Cumhuriyet ve onur ilişkisi
Cumhuriyet öncesi toplumda, bize biçilen bir statü belirleyici etkendi. Cumhuriyetle birlikte insan sadece başkaları tarafından onore edilmek istenmiyor, bir iç dünya geliştiriyor insan. Başkaları bizi yüceltebilir, alçaltabilir, her şeyi yapabilir. İnsan bu değerlerin ne kadar hak edilip edilmediğini tartıyor. Mustafa Kemal Atatürk bu kavramları çok net görenlerden biri Cumhuriyetin kuruluşunda.
Ahlak ve yönetim ilişkisi
Cumhuriyet zorunlu olarak Anadolu’da yetişen erdemle buluştu. Selçuklu ve Osmanlıda yitirilen erdem kavramı ile buluştu. Cumhuriyetin inşası için gidebileceği başka bir yer yoktu. Yunus Emre’ye Hacı Bektaş’a dönmek zorundaydı.
Cumhuriyet halkın kendi kendi yönetmesidir deriz ya, bu doğrudur. Fakat buradaki ilişkiye çok dikkat etmemiz gerekiyor. Birey bağlamında aldığımız zaman vicdan kavramı giriyor işin içine. İnsanın kendi kendine bakması söz konusu oluyor.
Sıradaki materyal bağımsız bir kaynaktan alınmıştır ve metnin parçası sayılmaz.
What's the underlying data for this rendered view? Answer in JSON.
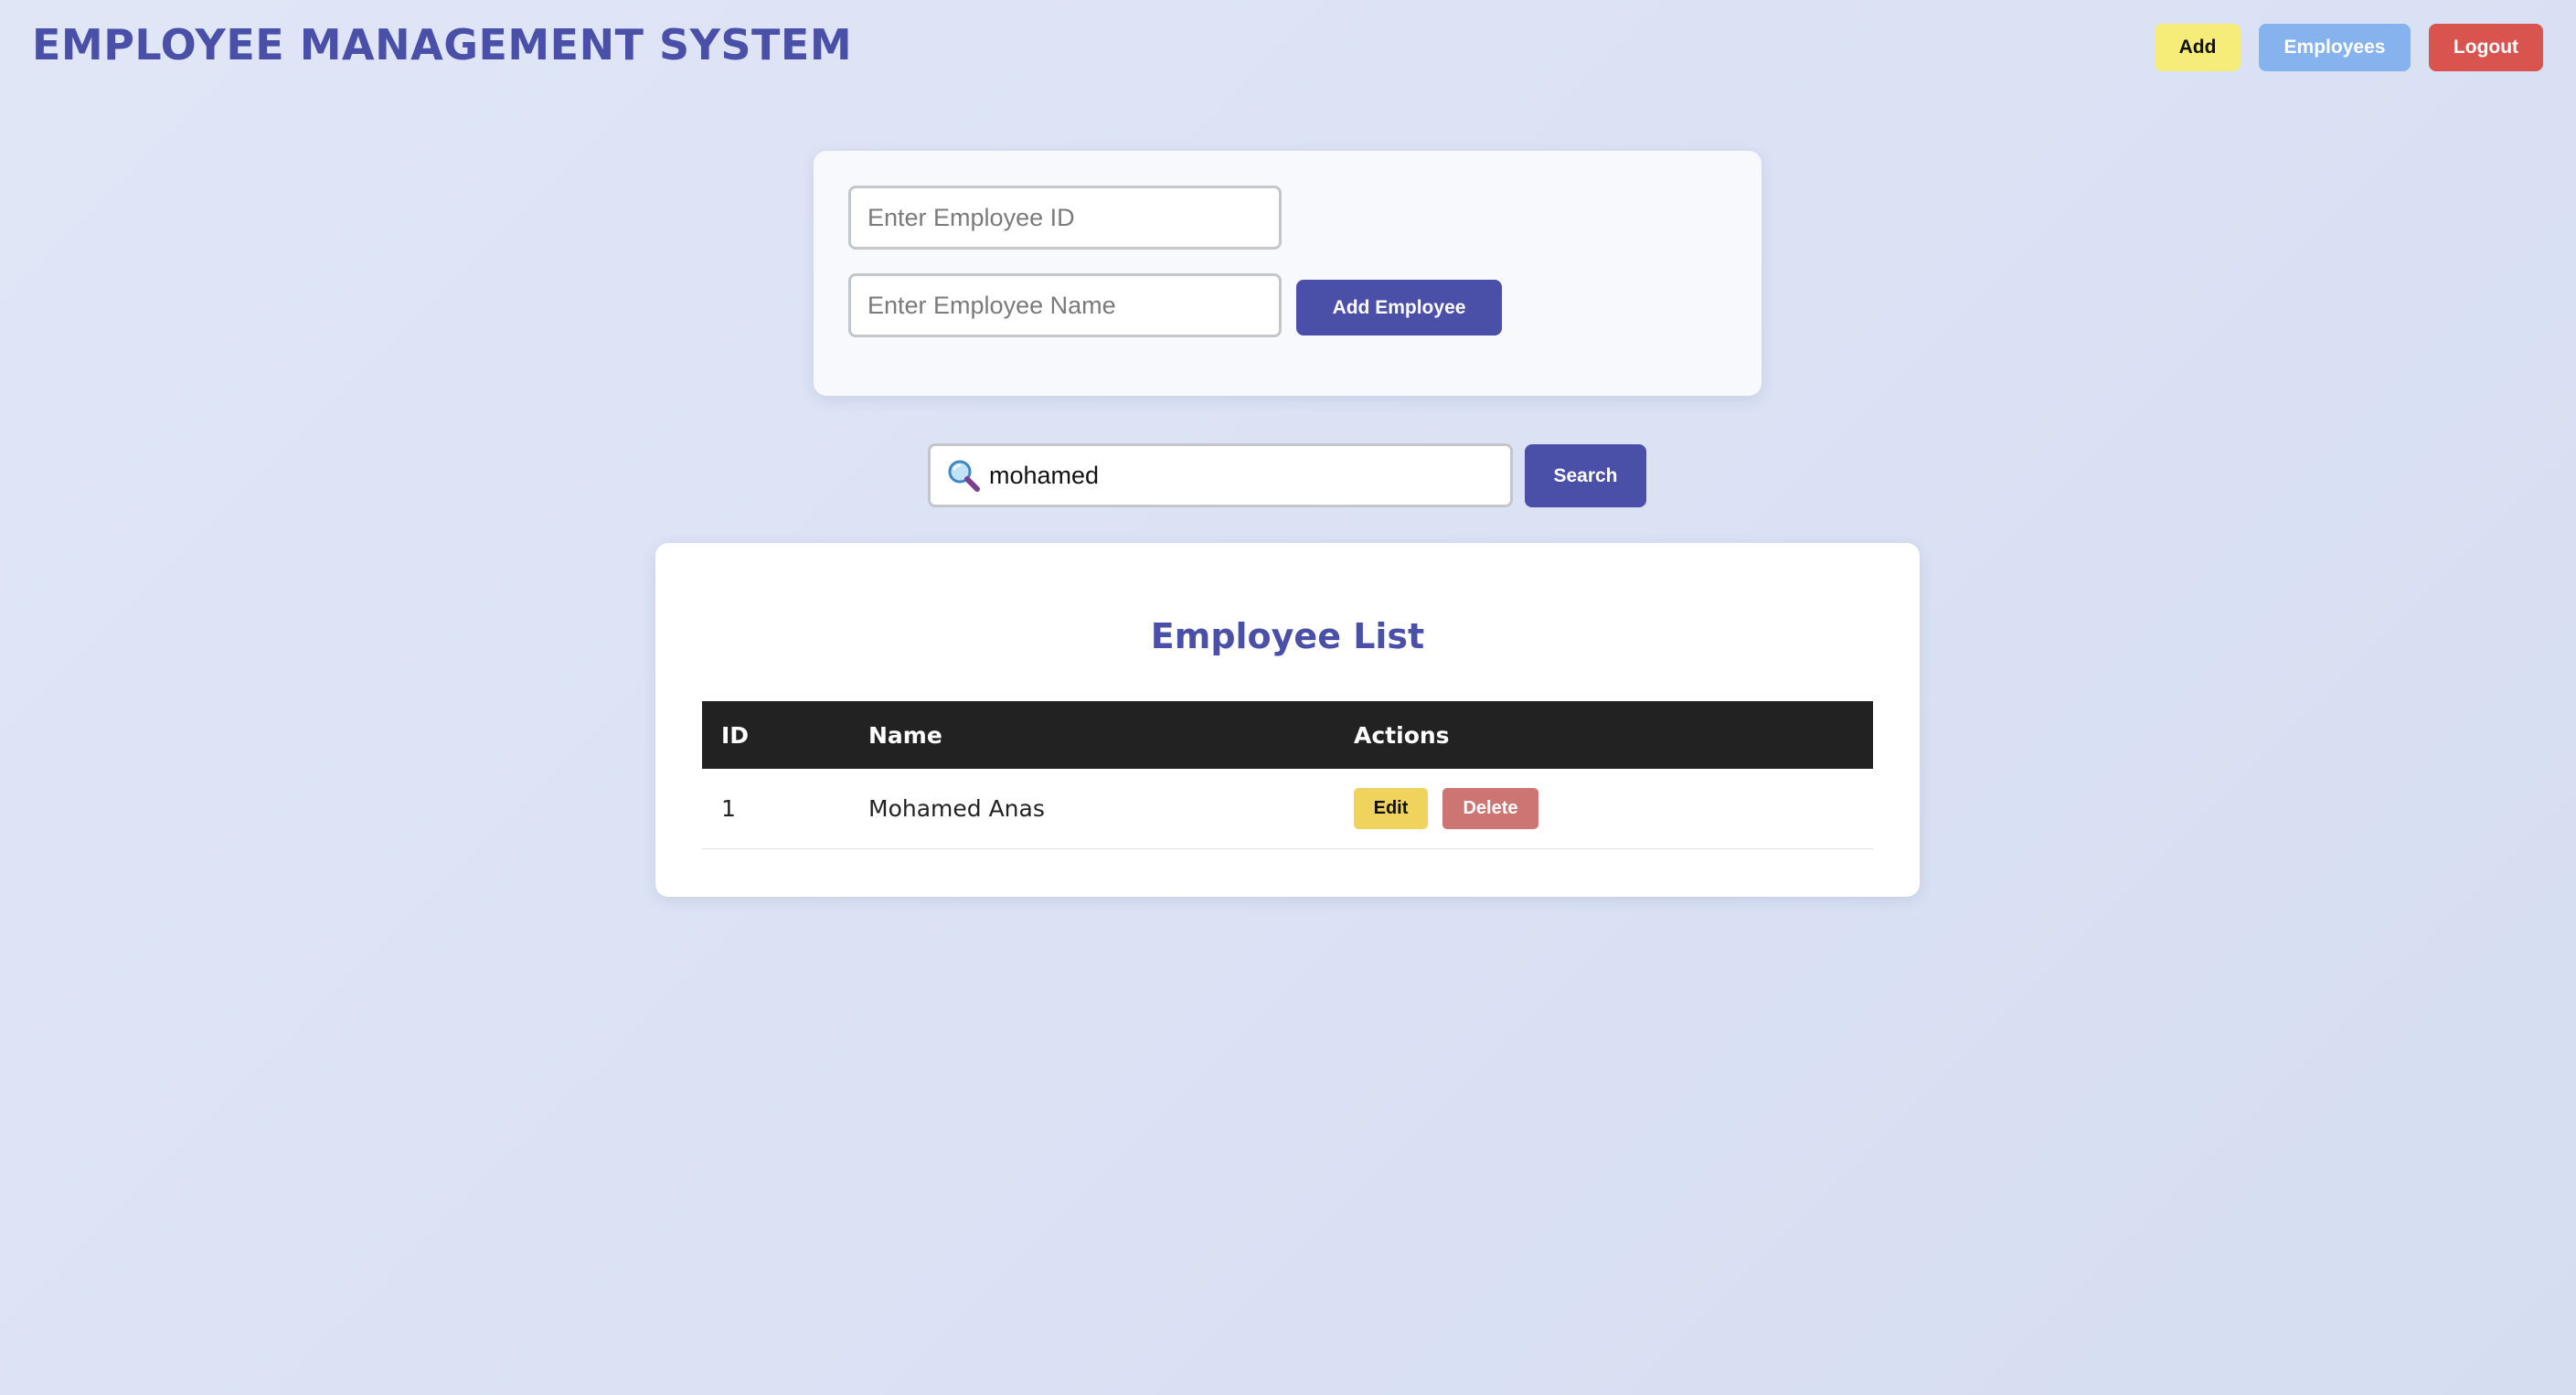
{
  "header": {
    "title": "EMPLOYEE MANAGEMENT SYSTEM",
    "nav": {
      "add_label": "Add",
      "employees_label": "Employees",
      "logout_label": "Logout"
    }
  },
  "add_form": {
    "id_placeholder": "Enter Employee ID",
    "id_value": "",
    "name_placeholder": "Enter Employee Name",
    "name_value": "",
    "submit_label": "Add Employee"
  },
  "search": {
    "value": "mohamed",
    "button_label": "Search",
    "icon": "search-icon"
  },
  "employee_list": {
    "title": "Employee List",
    "columns": [
      "ID",
      "Name",
      "Actions"
    ],
    "rows": [
      {
        "id": "1",
        "name": "Mohamed Anas",
        "edit_label": "Edit",
        "delete_label": "Delete"
      }
    ]
  },
  "colors": {
    "accent": "#4a4fa8",
    "add_button": "#f6ec7a",
    "employees_button": "#86b3ee",
    "logout_button": "#d9544f",
    "edit_button": "#f0d35c",
    "delete_button": "#cd7573",
    "table_header": "#222222"
  }
}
Halk yönetimini belirlerken kendi kendisi ile bütün olarak reflektif ilişki kuruyor. Nasıl bir kişi kendi kendine reflektif bir ilişki kuruyorsa halk da kuruyor.
Toplumsal onur
Başka halkların bizim için ne düşündüğü önemlidir. Kararlarını sadece araçsallaştırarak veriyorlarsa, başka halkların nezdinde ahlaki duygularınız yaralanmaya başlar. Suudi Arabistan’da oynanacak maç konusunda sergilenen tavır toplumsal bir tavırdır.